Maar het grootste probleem bij het garanderen van de privacy en een ongestoorde uitwisseling van informatie zit in de betrokkenheid van Amerikaanse bedrijven zoals Google, Facebook, Twitter, Apple en Microsoft. Europese wetgeving zal daar geen vat op kunnen krijgen. Nog afgezien van de gevoeligheid van de grote partijen voor de argumenten van de vele hardnekkige lobbyisten uit het bedrijfsleven. De Europese Unie blijft op de eerste plaats afhankelijk van Amerikaanse maatregelen tegen ongebreidelde spionage. De kans daarop is er wel naarmate Obama in eigen land het vuur meer aan de schenen wordt gelegd. Het feit dat ongefilterde informatie over Amerikaanse burgers door de NSA ook gedeeld wordt met de Israëlische geheime dienst kan daartoe bijdragen. De opeenstapeling van aantastingen van de burgerlijke vrijheden zoals die in de Amerikaanse wet zijn vastgelegd kan Obama uiteindelijk de kop kosten. Maar of Europa daar een bijdrage aan kan leveren blijft de vraag.

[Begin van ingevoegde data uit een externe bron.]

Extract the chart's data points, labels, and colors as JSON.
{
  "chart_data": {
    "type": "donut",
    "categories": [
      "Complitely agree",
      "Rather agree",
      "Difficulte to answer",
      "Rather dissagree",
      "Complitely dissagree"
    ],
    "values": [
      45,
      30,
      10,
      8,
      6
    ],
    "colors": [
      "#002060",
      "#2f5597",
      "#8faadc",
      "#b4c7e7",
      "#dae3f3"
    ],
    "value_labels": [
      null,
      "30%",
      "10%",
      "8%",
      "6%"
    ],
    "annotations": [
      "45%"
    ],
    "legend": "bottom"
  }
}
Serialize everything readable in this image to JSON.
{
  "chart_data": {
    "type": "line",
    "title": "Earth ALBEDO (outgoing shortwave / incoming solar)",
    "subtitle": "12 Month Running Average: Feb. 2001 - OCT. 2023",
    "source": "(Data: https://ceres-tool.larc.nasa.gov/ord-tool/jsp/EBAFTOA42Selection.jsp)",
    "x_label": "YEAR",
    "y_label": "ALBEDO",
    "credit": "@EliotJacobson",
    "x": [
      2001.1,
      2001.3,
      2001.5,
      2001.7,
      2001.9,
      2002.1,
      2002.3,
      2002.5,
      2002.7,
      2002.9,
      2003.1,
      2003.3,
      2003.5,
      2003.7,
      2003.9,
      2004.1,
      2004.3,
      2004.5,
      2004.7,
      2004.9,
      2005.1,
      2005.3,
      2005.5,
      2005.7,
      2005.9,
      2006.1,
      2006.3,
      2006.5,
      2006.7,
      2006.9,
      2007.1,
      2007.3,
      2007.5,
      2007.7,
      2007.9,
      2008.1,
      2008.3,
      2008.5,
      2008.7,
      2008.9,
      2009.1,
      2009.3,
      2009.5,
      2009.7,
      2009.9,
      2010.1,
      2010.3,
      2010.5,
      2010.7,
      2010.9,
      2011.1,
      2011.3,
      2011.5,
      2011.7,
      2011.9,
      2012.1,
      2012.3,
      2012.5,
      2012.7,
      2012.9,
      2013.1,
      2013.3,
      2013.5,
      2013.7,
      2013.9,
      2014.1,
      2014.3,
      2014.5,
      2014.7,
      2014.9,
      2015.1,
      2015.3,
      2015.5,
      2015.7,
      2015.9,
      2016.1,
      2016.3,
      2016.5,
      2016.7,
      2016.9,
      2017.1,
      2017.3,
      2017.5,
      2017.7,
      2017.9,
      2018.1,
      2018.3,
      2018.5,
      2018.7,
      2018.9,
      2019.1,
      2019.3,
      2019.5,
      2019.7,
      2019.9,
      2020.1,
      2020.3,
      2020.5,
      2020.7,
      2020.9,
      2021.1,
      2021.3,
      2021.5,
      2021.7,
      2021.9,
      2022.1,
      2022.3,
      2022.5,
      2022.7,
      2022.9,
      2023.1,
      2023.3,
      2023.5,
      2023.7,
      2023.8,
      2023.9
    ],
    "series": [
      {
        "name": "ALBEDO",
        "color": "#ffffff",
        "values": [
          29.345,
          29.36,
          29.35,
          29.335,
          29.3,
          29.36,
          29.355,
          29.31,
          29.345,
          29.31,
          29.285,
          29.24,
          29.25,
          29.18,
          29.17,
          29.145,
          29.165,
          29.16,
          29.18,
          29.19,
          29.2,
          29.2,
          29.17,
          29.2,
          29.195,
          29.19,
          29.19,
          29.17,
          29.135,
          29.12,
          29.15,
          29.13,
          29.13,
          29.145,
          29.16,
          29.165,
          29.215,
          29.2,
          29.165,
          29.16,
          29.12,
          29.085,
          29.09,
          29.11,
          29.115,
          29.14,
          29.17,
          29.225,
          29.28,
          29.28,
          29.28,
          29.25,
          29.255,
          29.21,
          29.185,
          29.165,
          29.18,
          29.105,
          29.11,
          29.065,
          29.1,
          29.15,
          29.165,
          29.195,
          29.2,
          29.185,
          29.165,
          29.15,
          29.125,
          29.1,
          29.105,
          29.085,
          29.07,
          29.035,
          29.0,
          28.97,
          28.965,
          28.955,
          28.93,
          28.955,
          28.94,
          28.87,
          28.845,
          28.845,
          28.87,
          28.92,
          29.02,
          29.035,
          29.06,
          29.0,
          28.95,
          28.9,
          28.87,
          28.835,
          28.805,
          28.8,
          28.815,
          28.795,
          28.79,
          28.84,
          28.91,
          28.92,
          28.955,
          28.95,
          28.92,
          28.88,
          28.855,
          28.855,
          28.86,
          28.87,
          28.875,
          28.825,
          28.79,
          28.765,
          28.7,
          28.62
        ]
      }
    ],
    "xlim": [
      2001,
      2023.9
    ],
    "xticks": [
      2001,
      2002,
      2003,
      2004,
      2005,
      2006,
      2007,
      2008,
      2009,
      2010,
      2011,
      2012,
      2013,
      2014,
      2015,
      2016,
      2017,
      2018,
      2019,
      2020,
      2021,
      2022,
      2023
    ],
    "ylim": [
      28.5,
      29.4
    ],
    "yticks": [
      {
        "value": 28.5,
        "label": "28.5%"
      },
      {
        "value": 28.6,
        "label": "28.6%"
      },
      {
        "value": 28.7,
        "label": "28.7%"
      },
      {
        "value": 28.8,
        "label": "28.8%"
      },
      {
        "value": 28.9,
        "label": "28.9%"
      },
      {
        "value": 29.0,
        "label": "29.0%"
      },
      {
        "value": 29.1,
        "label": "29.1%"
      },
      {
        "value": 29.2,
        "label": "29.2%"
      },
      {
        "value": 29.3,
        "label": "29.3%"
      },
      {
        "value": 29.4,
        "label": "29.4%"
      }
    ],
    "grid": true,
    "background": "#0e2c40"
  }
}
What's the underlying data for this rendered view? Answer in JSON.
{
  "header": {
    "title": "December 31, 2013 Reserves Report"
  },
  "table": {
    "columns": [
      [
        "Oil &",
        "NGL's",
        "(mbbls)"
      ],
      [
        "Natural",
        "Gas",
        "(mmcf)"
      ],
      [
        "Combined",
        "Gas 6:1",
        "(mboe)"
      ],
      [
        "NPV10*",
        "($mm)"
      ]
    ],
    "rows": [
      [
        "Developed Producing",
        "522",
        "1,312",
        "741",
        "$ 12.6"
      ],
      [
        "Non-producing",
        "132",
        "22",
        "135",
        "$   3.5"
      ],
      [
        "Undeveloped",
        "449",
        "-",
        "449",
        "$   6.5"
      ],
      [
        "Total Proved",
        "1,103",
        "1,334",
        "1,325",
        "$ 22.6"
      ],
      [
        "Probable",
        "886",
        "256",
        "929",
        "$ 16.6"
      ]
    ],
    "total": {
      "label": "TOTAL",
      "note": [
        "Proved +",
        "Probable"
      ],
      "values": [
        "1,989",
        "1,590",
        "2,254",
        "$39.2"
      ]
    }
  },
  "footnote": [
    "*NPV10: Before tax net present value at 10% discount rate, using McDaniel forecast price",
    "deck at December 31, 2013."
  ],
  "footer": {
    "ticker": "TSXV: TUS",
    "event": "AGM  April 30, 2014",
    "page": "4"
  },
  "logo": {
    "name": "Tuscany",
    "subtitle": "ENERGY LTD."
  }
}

Wat Europa wel kan doen is de klokkenluiders beschermen en de persvrijheid garanderen, aldus het pleidooi van hoofdredacteur Rusbridger van The Guardian tijdens de hoorzitting in het Europarlement. Zijn krant was door de Britse geheime dienst bedreigd na publicatie van documenten van Snowden. Een vrij debat is volgens hem nu van het allergrootste belang. De spionage die deze zomer aan het licht is gekomen laat zien dat het niet langer gaat om iets wat tussen staten onderling speelt. We hebben het nu over een verbond tussen staten en grote corporaties en over het massale oogsten van informatie over de gehele bevolking zonder publiek of democratisch debat. Daar ligt een opgave voor de pers, volgens Rusbridger. Om dat debat legaal te kunnen bevorderen denkt The Guardian in de grondwet van de Verenigde Staten overigens een betere garantie te vinden dan in de vigerende antiterrorisme wetten in Groot-Brittannië. Appelbaum wees er echter op dat sommige Amerikaanse journalisten ondanks de bescherming van het First Amendment tegen censuur-vooraf de geheime diensten toch vaak teksten voorleggen om te voorkomen dat ze later problemen krijgen. Zelf woont hij inmiddels in Duitsland omdat hij in eigen land vreest voor zijn vrijheid. En hij is niet de enige. Hetzelfde geldt voor documentairemaakster Laura Poitras die met Glenn Greenwald, woonachtig in Brazilië, de documenten naar buiten heeft gebracht van Snowden, vooralsnog asielzoekend in Rusland.
Inmiddels heeft de Braziliaanse president Dilma Roussef een mooi voorbeeld gegeven hoe te reageren op de ongebreidelde Amerikaanse spionage. Ze heeft een bezoek aan de VS afgezegd. Het Braziliaanse parlement overweegt een wet aan te nemen die bedrijven verplicht gegevens van de burgers op te slaan op binnenlandse servers, die vallen onder de Braziliaanse privacywetgeving. Hier ligt een opdracht voor politici die klassieke Europese waarden, zoals vrijheid, openheid en democratie, hoog willen houden.